Bylaws
Entity: The Carpocratian Church of Commonality and Equality, Inc. (the “Church”)
Adopted: December 20th, 2024
Courtesy copy for transparency. The official signed version is maintained in the Church’s corporate records by the Clerk.
Article 1 — Name; Purposes; Offices
1.1 Name. The name of the corporation is as stated in its Articles of Incorporation (“Articles”).
1.2 Purposes. The Church is organized exclusively for religious and charitable purposes within the meaning of Section 501(c)(3) of the Internal Revenue Code, as set forth in the Articles.
1.3 Offices; Agent. The Church shall maintain a registered office and registered agent in the Commonwealth of Massachusetts and may maintain other offices as determined by the Board of Directors (the “Board”).
Article 2 — Board of Directors
2.1 Authority. The affairs of the Church are managed by the Board.
2.2 Number; Terms. The Board shall consist of one or more directors; the exact number may be set by Board resolution. Directors serve one-year terms and until their successors are elected and qualified.
2.3 Election; Removal; Vacancies. Directors are elected by the Board. Any director may be removed with or without cause by majority vote of the other directors then in office. Vacancies may be filled by the remaining directors for the unexpired term.
2.4 Meetings; Notice; Remote Participation. Meetings may be held at any place or by remote communications that allow all participants to hear each other; remote participation counts as presence. Notice of regular meetings shall be reasonable. Notice of special meetings shall be given at least 48 hours in advance by email or other practicable means.
2.5 Quorum; Voting. A majority of the directors then in office constitutes a quorum. The act of a majority of directors present at a meeting with quorum is the act of the Board.
2.6 Action Without Meeting. Any action may be taken without a meeting by unanimous written consent, including electronic consent.
2.7 Committees. The Board may create committees and delegate authority to the extent permitted by law.
2.8 Compensation; Loans. Directors may receive reasonable compensation and reimbursement as approved by the Board. No loans shall be made to directors.
2.9 Indemnification. The Church shall indemnify directors to the fullest extent permitted by Massachusetts law.
Article 3 — Officers
3.1 Required Officers. The Church shall have a President, a Treasurer, and a Clerk (the Clerk must be a Massachusetts resident unless a resident agent is appointed). The Board may appoint additional officers.
3.2 Duties. The President oversees day-to-day affairs and implements Board directives; the Treasurer keeps the books and handles funds; the Clerk keeps minutes and records, maintains required filings and notices, and performs duties assigned by the Board.
3.3 Election; Term; Removal; Vacancies. Officers are elected by the Board for one-year terms and serve until successors are elected and qualified. Any officer may be removed with or without cause by the Board. Vacancies may be filled by the Board.
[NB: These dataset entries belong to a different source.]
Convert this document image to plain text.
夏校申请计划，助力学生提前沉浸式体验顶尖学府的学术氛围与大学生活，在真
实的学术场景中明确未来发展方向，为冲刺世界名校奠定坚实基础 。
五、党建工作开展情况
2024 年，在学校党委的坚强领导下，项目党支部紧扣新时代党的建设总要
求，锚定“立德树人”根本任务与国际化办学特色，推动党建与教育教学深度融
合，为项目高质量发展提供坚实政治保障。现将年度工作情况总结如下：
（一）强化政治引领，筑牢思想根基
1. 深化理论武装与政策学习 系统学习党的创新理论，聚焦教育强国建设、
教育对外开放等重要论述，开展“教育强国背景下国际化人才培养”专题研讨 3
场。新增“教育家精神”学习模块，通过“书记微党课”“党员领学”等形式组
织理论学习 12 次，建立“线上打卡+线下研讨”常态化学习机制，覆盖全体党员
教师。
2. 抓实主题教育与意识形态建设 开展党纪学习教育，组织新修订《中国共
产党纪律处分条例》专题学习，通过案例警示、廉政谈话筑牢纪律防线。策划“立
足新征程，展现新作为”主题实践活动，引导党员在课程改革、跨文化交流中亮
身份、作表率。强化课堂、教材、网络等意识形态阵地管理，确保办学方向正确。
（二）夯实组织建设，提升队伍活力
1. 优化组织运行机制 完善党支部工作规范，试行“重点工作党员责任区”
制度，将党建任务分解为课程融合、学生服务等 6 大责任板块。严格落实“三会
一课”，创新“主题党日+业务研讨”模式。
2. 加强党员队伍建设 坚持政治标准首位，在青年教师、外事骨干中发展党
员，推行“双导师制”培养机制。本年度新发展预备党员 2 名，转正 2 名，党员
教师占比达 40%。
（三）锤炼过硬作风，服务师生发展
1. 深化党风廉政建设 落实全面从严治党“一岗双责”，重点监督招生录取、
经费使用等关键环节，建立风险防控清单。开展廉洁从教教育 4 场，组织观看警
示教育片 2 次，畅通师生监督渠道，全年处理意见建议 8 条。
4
3.4 Compensation; Loans; Indemnification. Officer compensation shall be reasonable and approved by the Board. No loans shall be made to officers. The Church shall indemnify officers to the fullest extent permitted by law.
Article 4 — Records
4.1 Books and Records. The Church shall keep minutes of Board and committee actions and appropriate accounting records; records may be kept in any reproducible form.
4.2 Inspection. Directors may inspect records upon reasonable notice, consistent with law.
Article 5 — Contracts; Banking; Authority
5.1 Contracts. The President, or any officer or person authorized by the Board, may execute contracts and instruments on behalf of the Church.
5.2 Disbursements. The Treasurer, or another officer authorized by the Board, may sign checks and disbursements as authorized.
Article 6 — Dissolution
Upon dissolution, assets shall be distributed for one or more exempt purposes within the meaning of Section 501(c)(3) of the Internal Revenue Code, or to the federal, state, or local government for a public purpose.
Article 7 — Amendments
These Bylaws may be amended by majority vote of the directors then in office at any meeting with proper notice.
Article 8 — Ministry Recognition
8.1 Authority. The Board may recognize individuals as ministers of the Church and adopt, amend, or repeal written policies governing qualifications, recognition, conduct, discipline, and removal of ministers (“Ministry Policy”).
8.2 Ecclesiastical Nature. Minister recognition is an ecclesiastical determination grounded in the Church’s doctrine and is not a civil contract, employment offer, or guarantee of compensation. Recognition may be suspended or revoked at any time in the Board’s discretion, to the fullest extent permitted by law.
8.3 No Membership Created. Recognition as a minister does not create corporate membership or confer voting rights under these Bylaws unless expressly provided by Board resolution.
Adopted by resolution of the Board of Directors on the date set forth above.